Critique – Silence, de Martin Scorsese

Martin Scorsese est sans aucun doute un des plus grands cinéastes vivants. Le survol de sa filmographie frappe tout autant par la quantité d’excellents films qui la parsèment que par la diversité des genres qu’elle a traités. C’est d’ailleurs avec un certain sentiment d’injustice qu’on voit son œuvre être fréquemment réduite à ses seuls films de gangsters avec De Niro et Joe Pesci, alors que Scorsese a également mis à profit son incroyable sens du rythme, son aisance dans la direction d’acteurs, son goût prononcé pour le glauque et le tragique et sa mise en scène flamboyante dans des genres aussi diversifiés que la comédie (The King of Comedy, 1983), le film noir (After Hours, 1985), le thriller (Cape Fear, 1991 et Shutter Island, 2010) et le conte pour enfants (Hugo, 2011). Un autre genre où il s’est brillamment illustré est le film religieux, avec The Last Temptation of Christ (1988), qui en son temps avait déclenché une forte polémique dans les milieux catholiques, en raison du fait qu’on y dépeignait un Jésus hésitant, en proie au doute et au remord, magnifiquement interprété par Willem Dafoe. On pourrait dire de Silence, le plus récent opus du maître, qu’il est la suite logique du questionnement entrepris avec Last Temptation.

Le synopsis met en scènes deux jeunes jésuites portugais (Andrew Garfield et Adam Driver), dont l’ancien professeur a disparu quelques années plus tôt lors d’une mission au Japon. Des rumeurs disent que l’homme aurait renié la foi catholique. En terres nippones, missionnaires et chrétiens sont victimes de persécutions terribles. Malgré le péril immense que représente l’entreprise, les deux jeunes jésuites décident de partir pour le Japon pour essayer d’y retrouver leur mentor et d’y prêcher de nouveau la parole du Christ.

Silence est un film dont la progression narrative s’apparente à un chemin de croix. Le personnage d’Andrew Garfield y sera appelé à traverser toute une série de cruelles mésaventures qui mettront à l’épreuve sa foi et l’idée qu’il se faisait de la manière dont un chrétien doit agir. En cela, il refait le parcours du Christ joué par Dafoe près de trente ans auparavant. En effet, le missionnaire est l’émissaire du Christ, donc n’est-il pas étonnant qu’il soit en proie aux mêmes doutes que ce dernier? En tant que missionnaire, il souhaite apporter le secours de la religion aux Japonais, mais ne tarde pas à réaliser que sa présence et l’enseignement qu’il prodigue met ses ouailles en danger de mort, puisque l’inquisition japonaise traque et tue les convertis. Placé devant un tel paradoxe, comment le chrétien peut-il agir? Doit-il chercher à préserver la vie des pauvres humbles en leur refusant l’enseignement divin (tout en risquant ainsi de damner leurs âmes), ou doit-il chercher au contraire à sauver le plus d’âmes possibles (tout en risquant de mener les convertis à la mort)? C’est là le paradoxe d’une religion dont le principal prophète est à la fois homme et fils de dieu, d’une religion qui commande de préserver la vie humaine mais pour qui la véritable justice se trouve dans l’au-delà. Mais il y a davantage que cela : dans son film, Scorsese donne également la parole aux inquisiteurs japonais, pour qui le catholicisme n’est rien de moins qu’une invasion étrangère, qui menace leur mode de vie traditionnel et leur culture. Le christianisme, comme les autres religions monothéistes, a la prétention d’être universel; Silence le met face au caractère problématique de cette prétention.

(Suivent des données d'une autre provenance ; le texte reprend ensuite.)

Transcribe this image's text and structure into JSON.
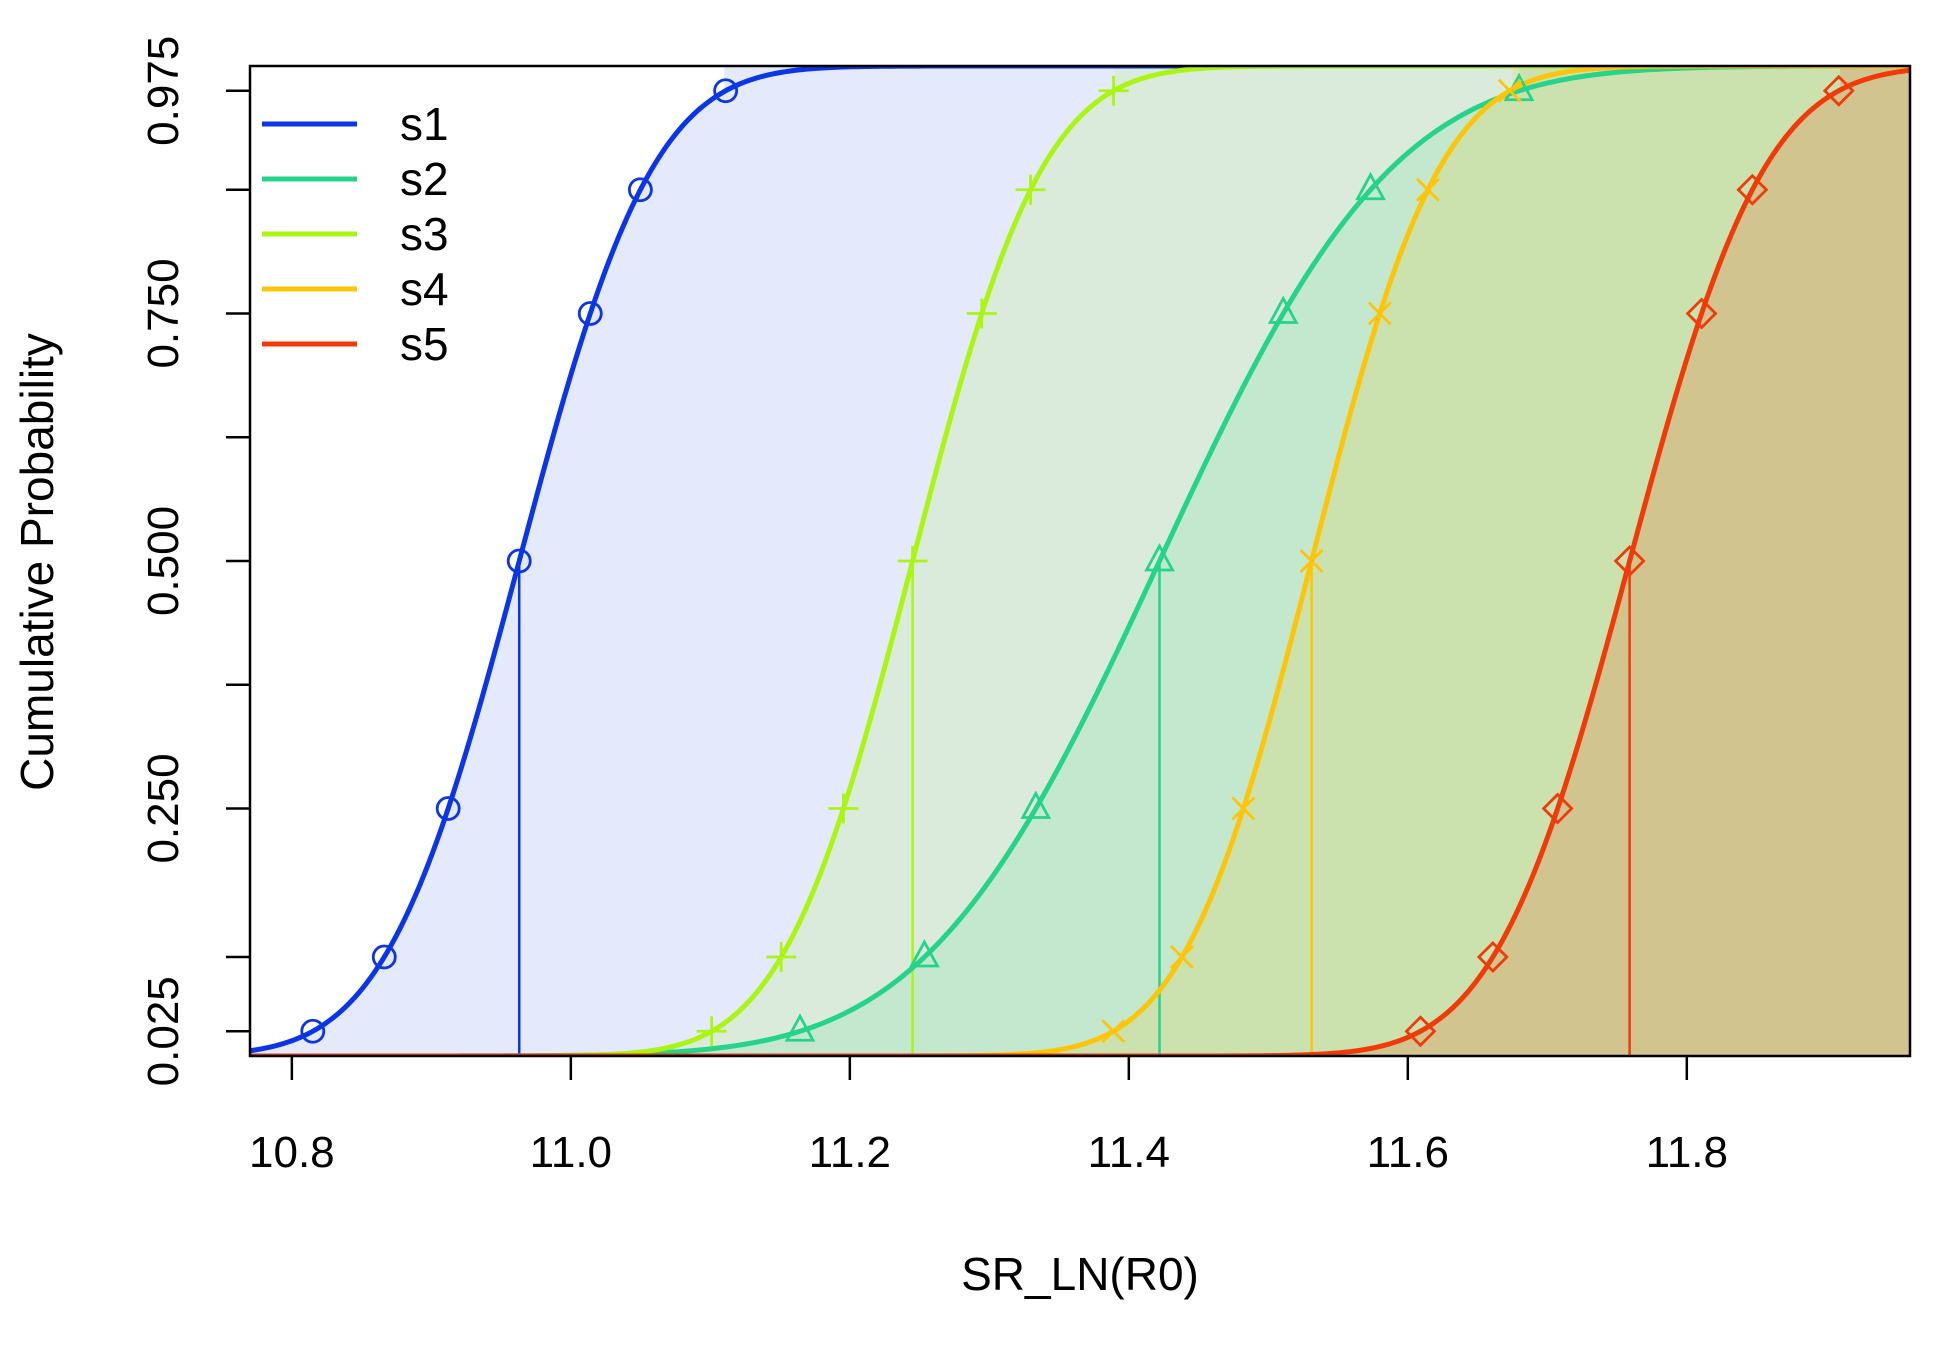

Scorsese filme ce chemin de croix d’une façon très sobre, du moins si on compare avec ses réalisations antérieures : la caméra est moins mobile, plus discrète, en dépit d’une récurrence des plans filmés du ciel, comme si par moment c’était le point de vue de Dieu que le cinéaste présentait. Cela n’empêche aucunement le film de livrer des moments quasi extatiques, offrant une splendide transcription cinématographique du sentiment de la foi, même aux yeux d’un spectateur non-croyant. Les performances fort expressives des interprètes participent également de ce sentiment d’extase.

En conclusion, Silence est un film exigeant, qui impose au spectateur le lourd poids de ses interrogations mystiques, et ce, sans jamais devenir hermétique ou au contraire trop appuyé, effectuant par le fait-même un impressionnant tour de force. Martin Scorsese ne signe certes pas un divertissement aussi ébouriffant qu’à l’accoutumée, mais les cinéphiles sauront à coup sûr reconnaître ici la marque d’un cinéaste chevronné, plus tout jeune mais toujours en pleine possession de ses moyens.